Touting a report that it commissioned earlier this year, the Colorado Energy Office (CEO) said the state could benefit from producing and using renewable natural gas (RNG) in medium- and heavy-duty transportation.

CEO Executive Director Will Toor said his office now plans to complete a “phase II roadmap” on RNG.

“With RNG, the replacement of diesel fuel and mitigation of methane emissions from agricultural, municipal and commercial waste management practices could provide meaningful climate and clean air benefits through reduced greenhouse gas and nitrogen oxide emissions,” Toor said.

New York City-based Energy Vision completed the RNG transportation market study to assess the benefits and potential barriers to advancing more widespread use of the renewable fuel in the state.

“As a large state with significant agricultural activity and a growing population, Colorado has a significant potential for producing RNG at wastewater facilities, landfills, anaerobic digestion facilities for animal manure and similar digestion units for residential, commercial and manufacturing food waste,” said Energy Vision’s Matt Tomich and Phil Vos, who co-authored the study.

Vehicles and other end-uses for conventional natural gas are potential markets for RNG in Colorado, the authors noted. Relying more on RNG could displace conventional natural gas and diesel use in transportation, mitigate against methane emissions from energy operations and waste management practices by industry and government, resulting in reduced emissions.

“We strongly support the CEO’s recently released [report],” said Sam Wade, the RNG Coalition’s regulatory affairs director. The “report serves as a first step toward increasing Colorado’s production and use of RNG in both transportation and in homes and businesses, and potentially preventing the equivalent of 1.4 million metric tons of carbon dioxide emissions each year,” he said, adding that the coalition reviewed the study in advance of its release.

Colorado Oil and Gas Association CEO Dan Haley said RNG may not be as economically favorable as some other options, but “it would be helpful for the state to explore ways to increase demand for natural gas vehicles and allow the fuel mix to mature.” He cited the “co-benefit” natural gas also provides in the increased reliance on solar and wind power.

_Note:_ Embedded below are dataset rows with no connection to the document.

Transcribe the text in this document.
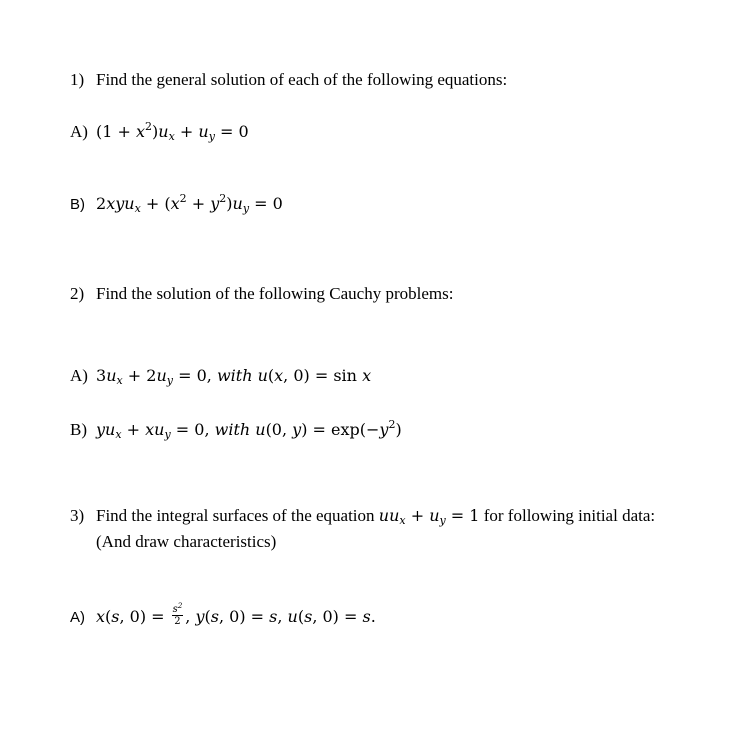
1) Find the general solution of each of the following equations:
A) $(1 + x^2)u_x + u_y = 0$
B) $2xyu_x + (x^2 + y^2)u_y = 0$
2) Find the solution of the following Cauchy problems:
A) $3u_x + 2u_y = 0$, with u(x, 0) = sin x
B) $yu_x + xu_y = 0$, with u(0, $y) = \exp(-y^2)$
3) Find the integral surfaces of the equation $uu_x + u_y = 1$ for following initial data:
(And draw characteristics)
A) x(s, $0) = \frac{s^2}{2}$ , y(s, 0) = s, u(s, 0) = s.
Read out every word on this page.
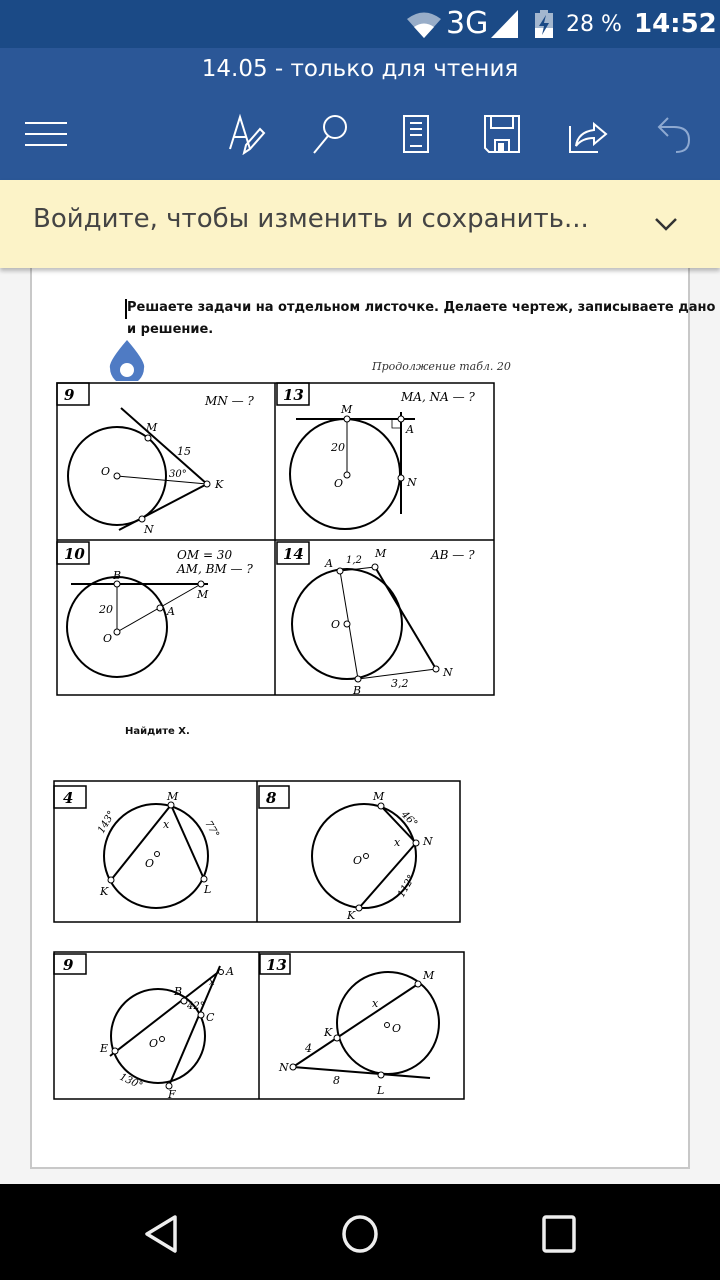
3G	28 % 14:52
14.05 - только для чтения
Войдите, чтобы изменить и сохранить...
Решаете задачи на отдельном листочке. Делаете чертеж, записываете дано
и решение.
Продолжение табл. 20
Найдите X.
9	MN — ?
M
15
O	30°
K
N
13	MA, NA — ?
M
A
20
O	N
10	OM = 30
AM, BM — ?
B
M
20	A
O
14	AB — ?
A 1,2
M
O
B
3,2
N
4	M
x
143°	77°
O
K	L
8	M
46°
x N
O
112°
K
9	A
x
B
42°
C
O
E
130°
F
13
M
x
O
K
4
N
8
L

“It’s why many states often champion all-of-the-above energy strategies,” Haley said. “We’ve long held that natural gas would be a beneficial fuel for medium- and heavy-duty vehicles. With lower emissions than diesel fuel and a commodity price that is expected to remain low for the foreseeable future, it would be useful” to add compressed natural gas and liquefied natural gas vehicles to the state’s transportation mix.

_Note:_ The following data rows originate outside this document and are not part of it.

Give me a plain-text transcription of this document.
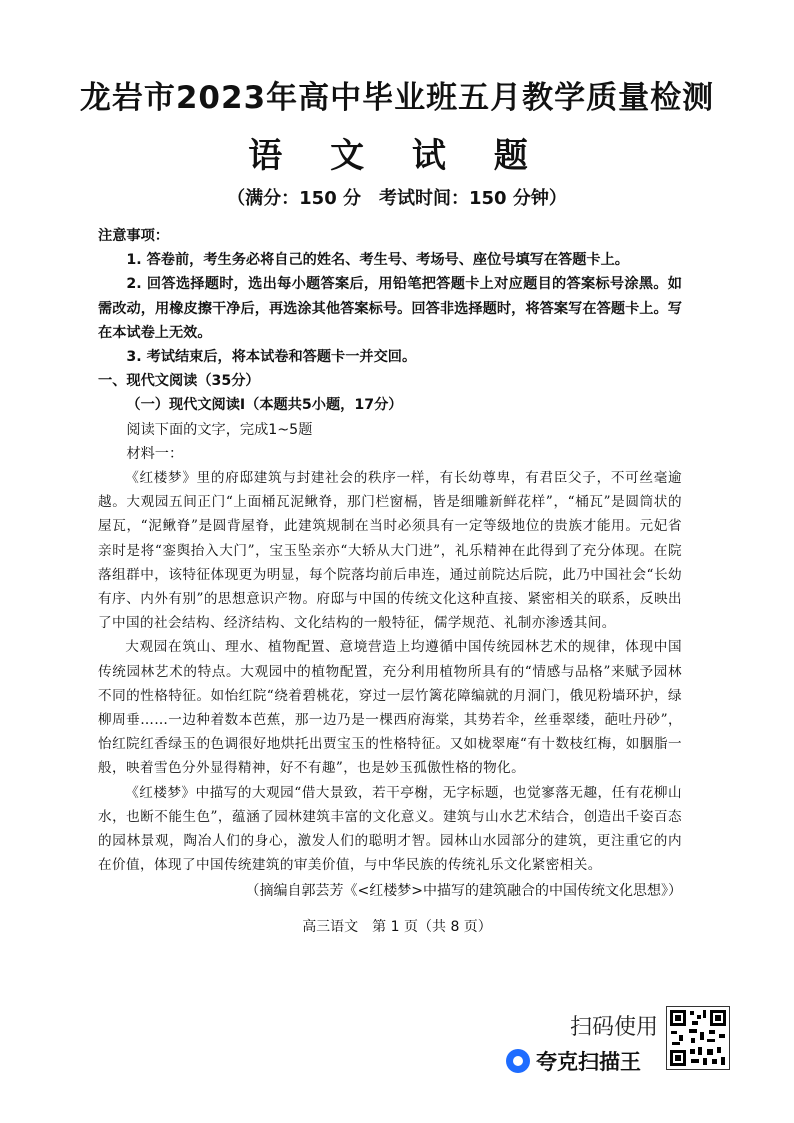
龙岩市2023年高中毕业班五月教学质量检测
语 文 试 题
（满分：150 分　考试时间：150 分钟）

注意事项：

1. 答卷前，考生务必将自己的姓名、考生号、考场号、座位号填写在答题卡上。

2. 回答选择题时，选出每小题答案后，用铅笔把答题卡上对应题目的答案标号涂黑。如需改动，用橡皮擦干净后，再选涂其他答案标号。回答非选择题时，将答案写在答题卡上。写在本试卷上无效。

3. 考试结束后，将本试卷和答题卡一并交回。

一、现代文阅读（35分）

（一）现代文阅读Ⅰ（本题共5小题，17分）

阅读下面的文字，完成1~5题

材料一：

《红楼梦》里的府邸建筑与封建社会的秩序一样，有长幼尊卑，有君臣父子，不可丝毫逾越。大观园五间正门“上面桶瓦泥鳅脊，那门栏窗槅，皆是细雕新鲜花样”，“桶瓦”是圆筒状的屋瓦，“泥鳅脊”是圆背屋脊，此建筑规制在当时必须具有一定等级地位的贵族才能用。元妃省亲时是将“銮舆抬入大门”，宝玉坠亲亦“大轿从大门进”，礼乐精神在此得到了充分体现。在院落组群中，该特征体现更为明显，每个院落均前后串连，通过前院达后院，此乃中国社会“长幼有序、内外有别”的思想意识产物。府邸与中国的传统文化这种直接、紧密相关的联系，反映出了中国的社会结构、经济结构、文化结构的一般特征，儒学规范、礼制亦渗透其间。

大观园在筑山、理水、植物配置、意境营造上均遵循中国传统园林艺术的规律，体现中国传统园林艺术的特点。大观园中的植物配置，充分利用植物所具有的“情感与品格”来赋予园林不同的性格特征。如怡红院“绕着碧桃花，穿过一层竹篱花障编就的月洞门，俄见粉墙环护，绿柳周垂……一边种着数本芭蕉，那一边乃是一棵西府海棠，其势若伞，丝垂翠缕，葩吐丹砂”，怡红院红香绿玉的色调很好地烘托出贾宝玉的性格特征。又如栊翠庵“有十数枝红梅，如胭脂一般，映着雪色分外显得精神，好不有趣”，也是妙玉孤傲性格的物化。

《红楼梦》中描写的大观园“借大景致，若干亭榭，无字标题，也觉寥落无趣，任有花柳山水，也断不能生色”，蕴涵了园林建筑丰富的文化意义。建筑与山水艺术结合，创造出千姿百态的园林景观，陶冶人们的身心，激发人们的聪明才智。园林山水园部分的建筑，更注重它的内在价值，体现了中国传统建筑的审美价值，与中华民族的传统礼乐文化紧密相关。

（摘编自郭芸芳《<红楼梦>中描写的建筑融合的中国传统文化思想》）

高三语文　第 1 页（共 8 页）
扫码使用
夸克扫描王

Energy Vision estimated Colorado’s RNG potential for production is nearly 20 Bcf annually, or the equivalent of 142 million gallons of diesel fuel. That amounts to nearly a quarter of the state’s annual on-road diesel consumption in medium- and heavy-duty truck sector. “To date, however, Colorado’s potential remains largely untapped,” Tomich and Vos said.

Colorado has one operational RNG project at a wastewater plant in Grand Junction and two wastewater RNG projects under development in Longmont and Englewood. Dairy and farm waste projects are in the planning stage.

RNG production has been expanding in several states including California, Texas, Minnesota and Pennsylvania.

Nationally, there are more than 2,200 U.S. biogas projects covering farm waste, food waste, landfills and wastewater treatment facilities, compared to a potential for 14,000-plus, more than 8,000 of which would be on farms and dairies. There are around 220 in operation, under construction and planned RNG facilities nationally, 89 now operating.